Cela a été difficile parce qu’il n’y a pas eu de réaction négative. C'est justement ce mur qui s'est heurté à la sortie du film sur Netflix. Je réponds à un tas de questions difficiles depuis un an et demi lors des projections et Jan n'en fait pas vraiment partie, donc je pense qu'elle retrouve sa voix, sachant que la raison pour laquelle elle a fait cela est de commencer le conversation. Ce n’est pas une tâche facile, mais elle est prête à l’avoir, et toute sa famille est prête à l’avoir. Ce sont des gens très courageux pour avoir dit tout ce qu'ils ont dit devant la caméra, pour avoir ouvert ces blessures et l'avoir exposé à la vue de tous.
Quelle est la chose la plus difficile qu’on vous ait demandée ?
Beaucoup de gens se demandent si Bob et Mary Ann ont essentiellement trafiqué Jan, s'ils en ont fait partie en échange de l'affection de Berchtold. Je ne crois pas une seconde que ce soit le cas. Je pense qu’ils étaient complètement dans le déni et ont oublié leurs enfants pendant très longtemps, parce qu’ils s’intéressaient trop à eux-mêmes. Absolument, je crois que c'est vrai. Mais je ne pense tout simplement pas qu'ils aient eu la moindre motivation pour échanger leur fille contre des relations sexuelles avec Berchtold.
Pensez-vous qu'il y a plus d'histoire à raconter, ou avez-vous l'impression que ce documentaire dit tout ce qui doit être dit ?
Les deux choses que vous souhaitiez voir développées – le FBI et la nature du FBI à l’époque, et la religion LDS – je ne pourrais être plus d’accord avec vous. J'aurais aimé que nous puissions aborder cela. Il y a eu tellement de fois pendant que nous le montions que je me suis dit : « Très bien, plongeons-nous dans le vif du sujet. Allons-y. Et puis c'était juste ce terrier de lapin, et nous avons commencé à nous éloigner de cette histoire sur la famille et ce qu'était leur expérience. Si jamais cela était développé, j'entrerais certainement un peu dans ce domaine, en parlant de foi, en parlant du FBI. Qui sait ? Nous pourrions peut-être l'étendre à quelque chose comme ça, mais il y a une partie de moi qui a l'impression que cela vit dans un film de 90 minutes.

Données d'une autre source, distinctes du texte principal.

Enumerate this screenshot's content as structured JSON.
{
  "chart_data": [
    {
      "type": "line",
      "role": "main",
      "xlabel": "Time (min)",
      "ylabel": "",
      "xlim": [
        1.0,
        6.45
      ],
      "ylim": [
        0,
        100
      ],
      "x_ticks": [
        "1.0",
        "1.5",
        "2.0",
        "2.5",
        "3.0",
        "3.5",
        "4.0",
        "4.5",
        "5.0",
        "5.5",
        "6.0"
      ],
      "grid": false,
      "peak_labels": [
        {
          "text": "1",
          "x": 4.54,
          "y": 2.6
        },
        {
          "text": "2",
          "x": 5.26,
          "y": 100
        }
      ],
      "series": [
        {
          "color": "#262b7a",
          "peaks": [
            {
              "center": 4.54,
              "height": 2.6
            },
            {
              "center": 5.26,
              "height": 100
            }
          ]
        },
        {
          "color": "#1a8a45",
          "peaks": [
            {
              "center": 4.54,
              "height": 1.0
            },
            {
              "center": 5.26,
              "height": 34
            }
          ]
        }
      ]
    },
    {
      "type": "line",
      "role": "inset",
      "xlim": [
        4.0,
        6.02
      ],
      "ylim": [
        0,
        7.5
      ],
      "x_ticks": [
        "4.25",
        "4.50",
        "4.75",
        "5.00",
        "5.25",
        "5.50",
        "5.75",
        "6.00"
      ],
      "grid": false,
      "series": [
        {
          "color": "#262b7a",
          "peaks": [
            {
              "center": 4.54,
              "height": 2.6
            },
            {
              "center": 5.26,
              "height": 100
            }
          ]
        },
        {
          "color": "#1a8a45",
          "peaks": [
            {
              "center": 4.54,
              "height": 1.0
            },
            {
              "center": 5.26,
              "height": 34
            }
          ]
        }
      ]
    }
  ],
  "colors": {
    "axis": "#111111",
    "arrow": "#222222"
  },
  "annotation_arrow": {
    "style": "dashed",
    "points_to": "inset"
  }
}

J'ai encore une chose à demander : qu'est-il arrivé au centre de divertissement familial que Berchtold a acheté à Jackson Hole ? De toutes les choses que quelqu’un comme lui peut acheter…
Oui, il achèterait et vendrait [propriété] et achèterait et vendrait et achèterait et vendrait. Il l'a eu pendant peut-être un an et demi ou deux ans, puis il l'a vendu et a fini par déménager et faire autre chose. Il essayait constamment de se placer dans des positions où il était entouré d'enfants et de familles. Et c’est très, très courant chez les pédophiles. Ce sont les enseignants, ce sont les flics, ils occupent des postes où ils peuvent s'entourer d'enfants. Ces postes que nous considérons comme occupés par des personnes dignes de confiance, cela vaut la peine de les remettre en question.
Pour beaucoup de ces postes, ils effectuent désormais une vérification des antécédents, mais je me demande simplement : lorsque quelqu'un achète quelque chose comme un centre de loisirs familial, qui vérifie les antécédents de l'acheteur ?
Personne ne le fait.
Cette interview a été éditée et condensée.